Figure 2Pangenome analysis of 3 clusters related E protein. (A) The first E cluster, it shows much similar E proteins from SARS and SARS-like genomes, highlighted in the species tree (A left panel) alongside a gene tree (A right panel). (B). Protein alignment of SARS and SARS-like E protein cluster. It includes SARS (AY274119), SARS-COV-2 (MN985325 and other isolates), and two bat coronaviruses (MG772933 and KF636752). The two important features are the ion-channel forming amino acids (where N15 and V25 were shown to be key for function) and the PBM class II motif (DLLV). Both features are completely conserved in SARS and SARS-CoV-2. (C) Protein alignment from another E cluster that groups E sequences from clade 3 and 4, including MERS and coronaviruses from other animals. (D) Protein alignment of 3rd E cluster that groups sequences from clade 1, related to two bat coronaviruses. (E) Theoretical model for the SARS-nCoV-1 protein E pentamer. Left Panel: side view. The membrane is illustrated in pale orange, and membrane (MEM), luminal side (LUM), and cytoplasmic side (CYT) are labeled. Right panel: view from the cytoplasm. One chain (blue) highlights protein features. N, C: location of N and C terminus, respectively. Yellow: IC; orange: DLLV (side chains are shown as stick models). Location of the residues changed in SARS-CoV-2 E are labeled and shown in cyan. The protein structure was modeled based on the NMR model PDB id 5 × 29, and completed using our in-house modeling program (to be published). The position of the region C-terminal to K53 was adjusted compared to the NMR model (see Supplementary Figure S6) to avoid its positioning entirely within the membrane, which appears unlikely given its amino acid composition (in particular R61, K63, and N64).

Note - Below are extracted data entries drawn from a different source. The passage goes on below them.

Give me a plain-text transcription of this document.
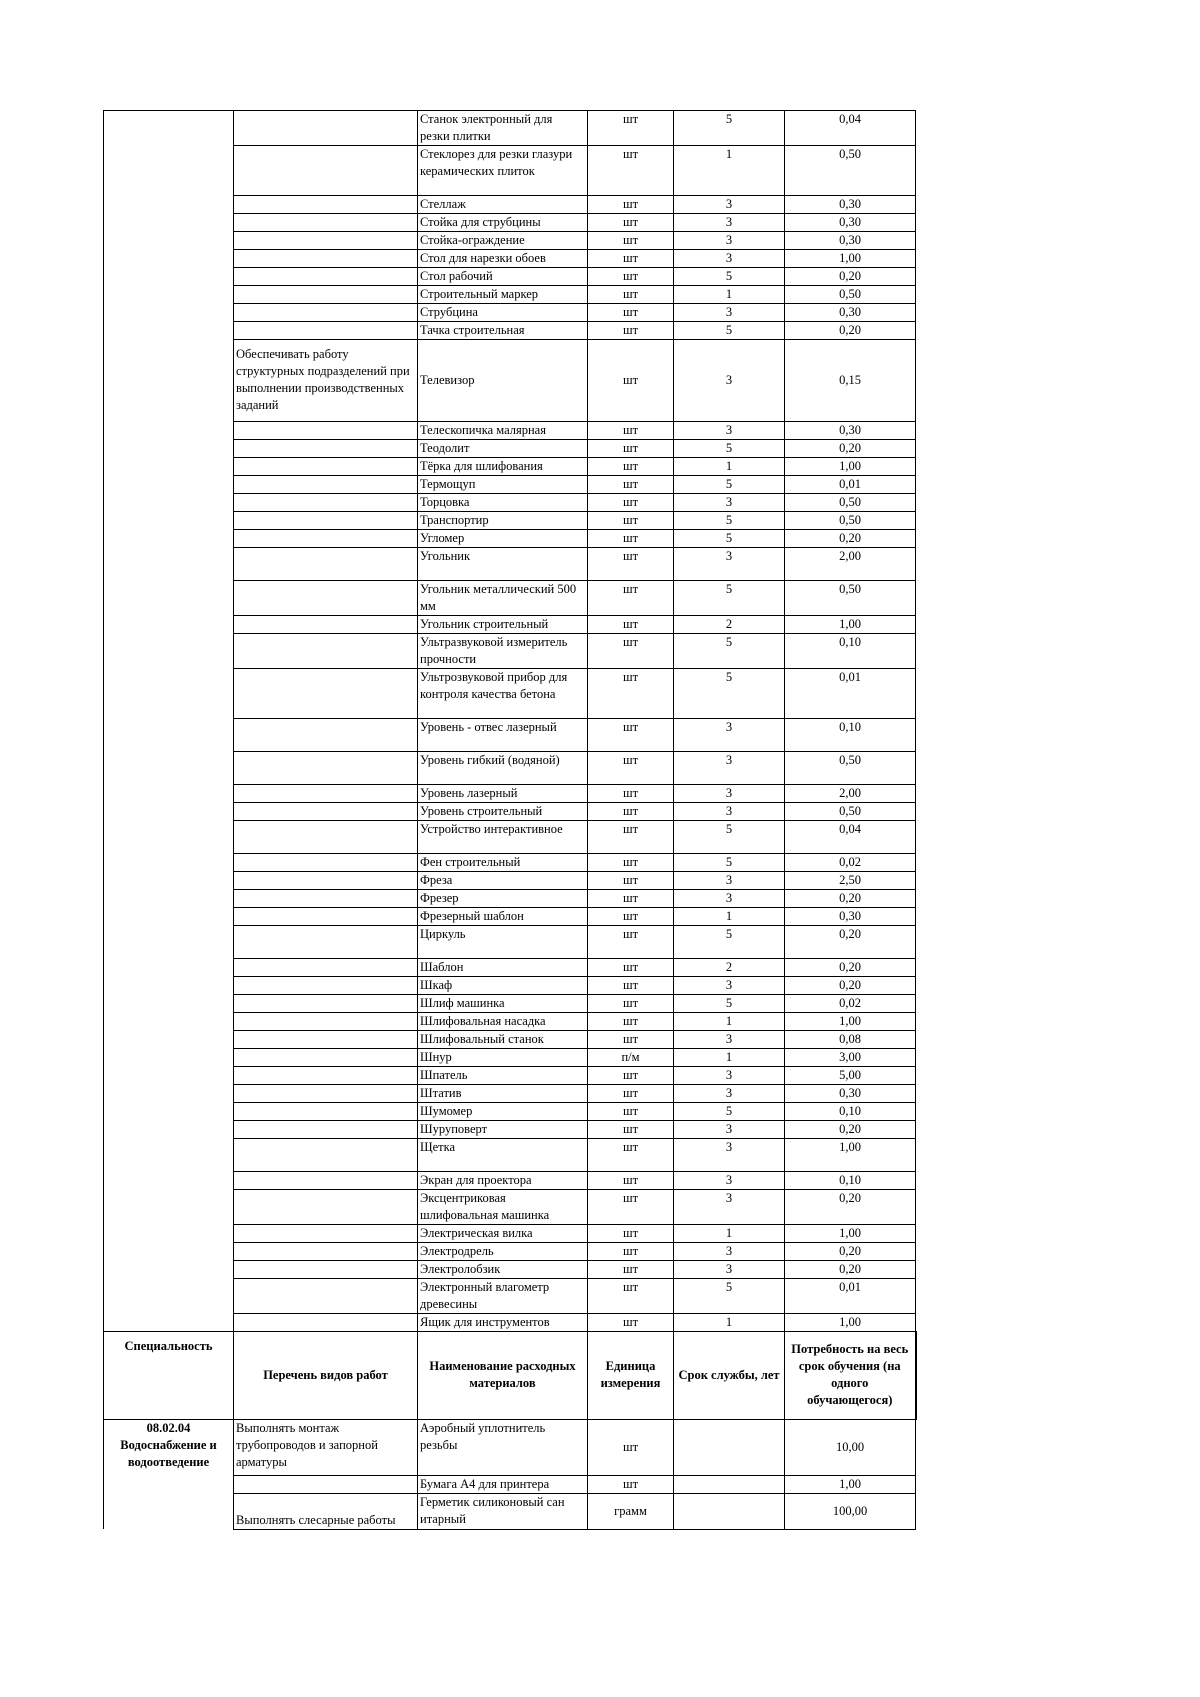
		Станок электронный для резки плитки	шт	5	0,04
		Стеклорез для резки глазури керамических плиток	шт	1	0,50
		Стеллаж	шт	3	0,30
		Стойка для струбцины	шт	3	0,30
		Стойка-ограждение	шт	3	0,30
		Стол для нарезки обоев	шт	3	1,00
		Стол рабочий	шт	5	0,20
		Строительный маркер	шт	1	0,50
		Струбцина	шт	3	0,30
		Тачка строительная	шт	5	0,20
	Обеспечивать работу структурных подразделений при выполнении производственных заданий	Телевизор	шт	3	0,15
		Телескопичка малярная	шт	3	0,30
		Теодолит	шт	5	0,20
		Тёрка для шлифования	шт	1	1,00
		Термощуп	шт	5	0,01
		Торцовка	шт	3	0,50
		Транспортир	шт	5	0,50
		Угломер	шт	5	0,20
		Угольник	шт	3	2,00
		Угольник металлический 500 мм	шт	5	0,50
		Угольник строительный	шт	2	1,00
		Ультразвуковой измеритель прочности	шт	5	0,10
		Ультрозвуковой прибор для контроля качества бетона	шт	5	0,01
		Уровень - отвес лазерный	шт	3	0,10
		Уровень гибкий (водяной)	шт	3	0,50
		Уровень лазерный	шт	3	2,00
		Уровень строительный	шт	3	0,50
		Устройство интерактивное	шт	5	0,04
		Фен строительный	шт	5	0,02
		Фреза	шт	3	2,50
		Фрезер	шт	3	0,20
		Фрезерный шаблон	шт	1	0,30
		Циркуль	шт	5	0,20
		Шаблон	шт	2	0,20
		Шкаф	шт	3	0,20
		Шлиф машинка	шт	5	0,02
		Шлифовальная насадка	шт	1	1,00
		Шлифовальный станок	шт	3	0,08
		Шнур	п/м	1	3,00
		Шпатель	шт	3	5,00
		Штатив	шт	3	0,30
		Шумомер	шт	5	0,10
		Шуруповерт	шт	3	0,20
		Щетка	шт	3	1,00
		Экран для проектора	шт	3	0,10
		Эксцентриковая шлифовальная машинка	шт	3	0,20
		Электрическая вилка	шт	1	1,00
		Электродрель	шт	3	0,20
		Электролобзик	шт	3	0,20
		Электронный влагометр древесины	шт	5	0,01
		Ящик для инструментов	шт	1	1,00
Специальность	Перечень видов работ	Наименование расходных материалов	Единица измерения	Срок службы, лет	Потребность на весь срок обучения (на одного обучающегося)
08.02.04 Водоснабжение и водоотведение	Выполнять монтаж трубопроводов и запорной арматуры	Аэробный уплотнитель резьбы	шт		10,00
		Бумага А4 для принтера	шт		1,00
	Выполнять слесарные работы	Герметик силиконовый сан итарный	грамм		100,00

Figure 3Prevalent mutations detected from comparing over 2,000 high quality SARS-CoV-2 isolates. Mutations are labeled here as gene name followed by potential amino-acid mutation and nucleotide mutation, joined by colon character, “:”. Majority of prevalent mutations were detected in gene orf1ab. Among non-synonymous mutations two mutations, one in orf1ab and one in Spike protein, S, appear in over 1,000 isolates. A full list of mutations detected are shown in Supplementary Table 1.